0

I'm building an SVM prediction model in R and the dataset isn't supposed to lend itself to models with great accuracy/beta so I'm supposed to end with a poorly optimized model and spend time optimizing it. But it predicts at 100% accuracy with a Kappa of 1. I split it in half for training/testing and then run ksvm on it:

spor <- read.csv("spor.csv")
set.seed(12345)
idx <- sample(nrow(spor), 0.5*nrow(spor))
spor_train <- spor[idx,]
spor_test <- spor[-idx,]
spor_test_lab <- spor_test$alc
svm <- ksvm(as.factor(spor_train_lab) ~., data = spor_train, kernel = "vanilladot")
svm_pred <- predict(svm, spor_test)
confusionMatrix(svm_pred, as.factor(spor_test_lab))

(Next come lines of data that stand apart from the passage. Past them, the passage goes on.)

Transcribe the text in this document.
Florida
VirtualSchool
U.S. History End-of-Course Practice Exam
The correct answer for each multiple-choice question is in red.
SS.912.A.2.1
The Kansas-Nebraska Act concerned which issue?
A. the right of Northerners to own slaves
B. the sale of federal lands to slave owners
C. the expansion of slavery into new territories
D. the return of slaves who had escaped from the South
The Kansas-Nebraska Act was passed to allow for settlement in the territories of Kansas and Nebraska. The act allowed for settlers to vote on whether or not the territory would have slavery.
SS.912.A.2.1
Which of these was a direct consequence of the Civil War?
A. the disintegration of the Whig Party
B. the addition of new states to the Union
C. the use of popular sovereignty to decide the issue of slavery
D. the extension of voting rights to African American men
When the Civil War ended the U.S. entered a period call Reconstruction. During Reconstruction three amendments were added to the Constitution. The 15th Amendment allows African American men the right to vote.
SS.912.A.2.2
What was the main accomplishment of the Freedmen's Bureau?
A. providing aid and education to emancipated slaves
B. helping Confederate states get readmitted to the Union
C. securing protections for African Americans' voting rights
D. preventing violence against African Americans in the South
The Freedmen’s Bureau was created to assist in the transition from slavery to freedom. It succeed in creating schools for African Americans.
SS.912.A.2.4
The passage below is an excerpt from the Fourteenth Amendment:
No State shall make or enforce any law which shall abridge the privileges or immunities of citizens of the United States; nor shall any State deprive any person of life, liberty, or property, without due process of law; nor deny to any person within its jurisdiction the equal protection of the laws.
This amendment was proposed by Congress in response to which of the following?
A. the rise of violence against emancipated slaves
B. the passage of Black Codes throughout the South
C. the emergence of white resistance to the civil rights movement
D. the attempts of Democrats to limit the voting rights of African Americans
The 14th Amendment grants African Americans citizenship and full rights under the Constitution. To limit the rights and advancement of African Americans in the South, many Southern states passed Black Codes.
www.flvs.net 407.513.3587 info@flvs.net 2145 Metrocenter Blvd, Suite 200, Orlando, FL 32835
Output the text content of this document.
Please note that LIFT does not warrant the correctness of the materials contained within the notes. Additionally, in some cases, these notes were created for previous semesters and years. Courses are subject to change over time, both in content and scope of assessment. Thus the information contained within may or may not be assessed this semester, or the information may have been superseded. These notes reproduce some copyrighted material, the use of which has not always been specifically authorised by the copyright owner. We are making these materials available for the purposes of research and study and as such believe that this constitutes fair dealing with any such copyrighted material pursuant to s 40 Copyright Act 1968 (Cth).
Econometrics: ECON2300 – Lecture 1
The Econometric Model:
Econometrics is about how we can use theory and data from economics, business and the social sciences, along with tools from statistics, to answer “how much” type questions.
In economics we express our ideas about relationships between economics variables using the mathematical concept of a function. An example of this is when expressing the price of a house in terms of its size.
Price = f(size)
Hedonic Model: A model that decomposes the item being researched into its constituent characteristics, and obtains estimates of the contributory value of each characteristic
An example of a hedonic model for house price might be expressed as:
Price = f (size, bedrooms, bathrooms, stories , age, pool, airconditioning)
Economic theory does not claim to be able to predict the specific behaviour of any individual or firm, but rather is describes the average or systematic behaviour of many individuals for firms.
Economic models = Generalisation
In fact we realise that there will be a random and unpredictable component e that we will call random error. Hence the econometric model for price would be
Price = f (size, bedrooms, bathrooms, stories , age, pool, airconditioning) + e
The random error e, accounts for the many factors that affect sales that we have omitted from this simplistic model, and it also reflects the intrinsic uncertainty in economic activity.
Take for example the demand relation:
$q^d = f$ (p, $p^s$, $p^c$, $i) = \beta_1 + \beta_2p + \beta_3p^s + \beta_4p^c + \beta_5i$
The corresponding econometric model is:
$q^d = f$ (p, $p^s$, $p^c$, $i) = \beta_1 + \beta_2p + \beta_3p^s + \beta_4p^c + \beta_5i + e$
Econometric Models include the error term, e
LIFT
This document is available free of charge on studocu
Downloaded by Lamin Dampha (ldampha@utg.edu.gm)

I tried changing the ratio of train/test, testing on the whole dataset, whatever I do the model responds with 100% accuracy. I know there has to be a bug in here somewhere but I have no idea what it could be.

L Tyrone
  • 1,268
  • 3
  • 15
  • 24
ApeX
  • 1
  • 1
    Welcome to SO. It's much easier to answer questions that have a [minimum reproducible example](https://stackoverflow.com/help/minimal-reproducible-example). You can run `dput(spor)` and copy the result into your question so we can see your dataset. If your dataset is large, run `dput(head(spor, n))` where n is the minimum number of rows required to reproduce your issue. Thanks. – L Tyrone Apr 27 '23 at 01:21

0 Answers0